I would question this. While I am not sure what (if anything) there is spiritually, I know that a scientific view of life cannot offer the slightest hope of life after death, and since we're all going to die and most of us don't want to, this is a crippling drawback to the kind of scientific vision Dawkins wants us all to have. If there is nothing beyond death, no spiritual dimension to anything, and everything is just a blind dance of atoms, I fail to see how this by itself can give one a real sense of purpose, however fascinating the dance that Dawkins describes - and it *is* fascinating; let there be no mistake about that.
Because of this, I have the curious feeling of dichotomy about Dawkins' book that it is certainly fascinating on one level, but that I cannot give even qualified emotional commitment to the outlook on life that seems to lie behind it. I would in the end rather have the hope of something wonderful and purposeful that only some spiritual outlook can offer, even though it may be a deluded fantasy, than the certainty of a scientific vision that eliminates any possibility of long-term hope, that condemns us to an empty, eternal death of nothingness in the end. This scientific view may be completely rational; but rationality is not the only important consideration to shape our outlook on life.

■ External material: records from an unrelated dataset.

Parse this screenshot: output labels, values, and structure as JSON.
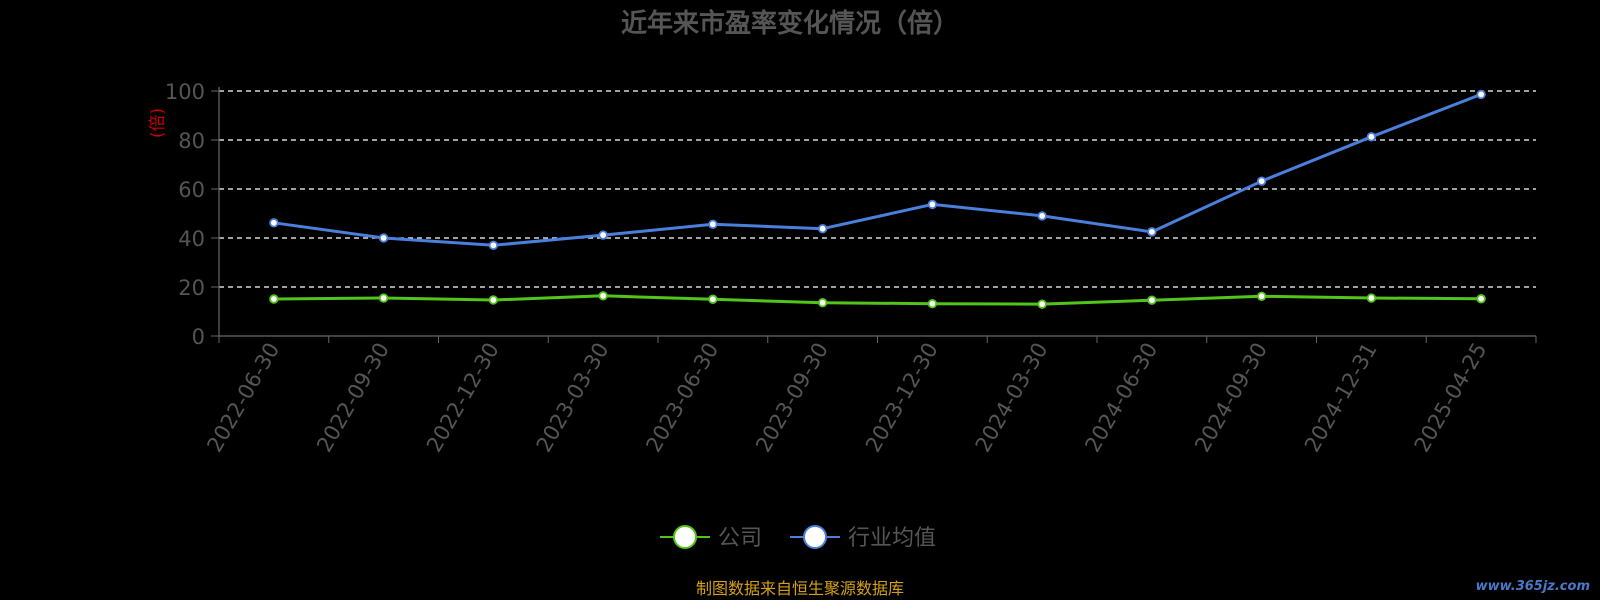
{
  "chart_data": {
    "type": "line",
    "title": "近年来市盈率变化情况（倍）",
    "ylabel": "(倍)",
    "ylim": [
      0,
      100
    ],
    "yticks": [
      0,
      20,
      40,
      60,
      80,
      100
    ],
    "grid": true,
    "legend_position": "bottom",
    "categories": [
      "2022-06-30",
      "2022-09-30",
      "2022-12-30",
      "2023-03-30",
      "2023-06-30",
      "2023-09-30",
      "2023-12-30",
      "2024-03-30",
      "2024-06-30",
      "2024-09-30",
      "2024-12-31",
      "2025-04-25"
    ],
    "series": [
      {
        "name": "公司",
        "color": "#52c41a",
        "values": [
          15.1,
          15.5,
          14.7,
          16.4,
          15.0,
          13.6,
          13.2,
          13.0,
          14.6,
          16.2,
          15.5,
          15.2
        ]
      },
      {
        "name": "行业均值",
        "color": "#4a7fdc",
        "values": [
          46.2,
          40.0,
          37.0,
          41.2,
          45.6,
          43.8,
          53.7,
          49.0,
          42.5,
          63.2,
          81.3,
          98.6
        ]
      }
    ],
    "source_note": "制图数据来自恒生聚源数据库",
    "colors": {
      "background": "#000000",
      "axis": "#666666",
      "tick_label": "#555555",
      "grid": "#ffffff",
      "ylabel": "#cc0000",
      "title": "#555555",
      "source_note": "#d4a017"
    }
  },
  "watermark": "www.365jz.com"
}
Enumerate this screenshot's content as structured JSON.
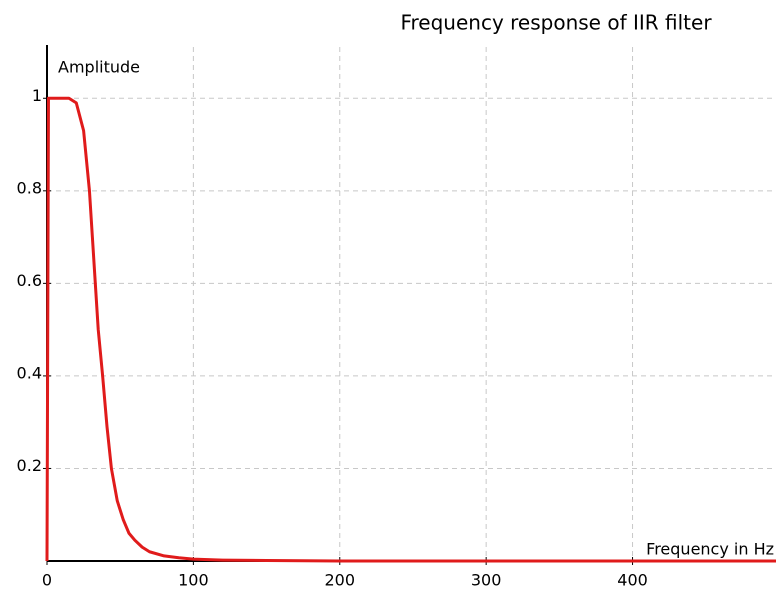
{
  "chart_data": {
    "type": "line",
    "title": "Frequency response of IIR filter",
    "x_label": "Frequency in Hz",
    "y_label": "Amplitude",
    "x": [
      0,
      1,
      10,
      15,
      20,
      25,
      29,
      31,
      33,
      35,
      38,
      41,
      44,
      48,
      52,
      56,
      60,
      65,
      70,
      80,
      90,
      100,
      120,
      150,
      200,
      300,
      400,
      498
    ],
    "series": [
      {
        "name": "Amplitude",
        "color": "#e01b1b",
        "values": [
          0,
          1,
          1,
          1,
          0.99,
          0.93,
          0.8,
          0.7,
          0.6,
          0.5,
          0.4,
          0.29,
          0.2,
          0.13,
          0.09,
          0.06,
          0.045,
          0.03,
          0.02,
          0.011,
          0.007,
          0.004,
          0.002,
          0.001,
          0,
          0,
          0,
          0
        ]
      }
    ],
    "xlim": [
      0,
      498
    ],
    "ylim": [
      0,
      1.1
    ],
    "xticks": [
      0,
      100,
      200,
      300,
      400
    ],
    "yticks": [
      0.2,
      0.4,
      0.6,
      0.8,
      1
    ],
    "grid": true
  }
}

Anyone who has a narrow religious view of life, who is absolutely sure their religion is completely right, would be best off avoiding this book like the plague - it probably won't change their views, but they will quite likely get very upset and outraged. And anyone with an open-minded spiritual view had better at least be prepared to do a lot of thinking, and perhaps be willing to change some of their views, because this book *will* challenge almost any spiritual or religious viewpoint I can think of - whether it is of the open-minded or dogmatic sort.
Some critics of this book have found its reasoning unconvincing, its materialist reductionism too superficial and shallow. But, from my perspective, the problem does not lie here; the problem with the book is that it is *too* convincing, that it is *entirely* convincing. The book makes it very difficult to continue to believe in anything that contradicts its basic premise, but which might be more comforting, and might give a greater sense of hope and inspiration, and provide a real sense of purpose in life.
Such have its effects on my life been that, in my more depressed moments, I have desperately wished I could unread the book, and continue life from where I left off.
It has been said that each of us has a God-shaped hole inside, and that we spend most of our lives trying to fill it with the wrong things. I firmly believe that God-shaped hole is there, that we have inner longings of a wonderful sort almost impossible to describe in words. Whether a God exists to fill it, I do not yet know. But what I am sure of is that, as wonderful as Dawkins' view of nature and of life may be on its own level, it will not fill that God-shaped hole.
I thought this was a wonderful review. It describes what I have gone through as well. Dawkins' ideas not only make sense, they make so much sense that any idea that denies their validity is immediately suspect. In truth, I think that reality leads one to nihilism. Our perception of beauty and grandeur is *also* an illusion set up by our genes. Just as one elephant finds another elephant to be the sexiest imaginable beast, so our concept of "beauty" is equally arbitrary and ungrounded in ultimate reality. All of our imaginable perceptions as human beings are just smoke and mirrors. I've always thought that secular humanists were nihilists in denial. I'm willing to pretend personally. What else is their to do?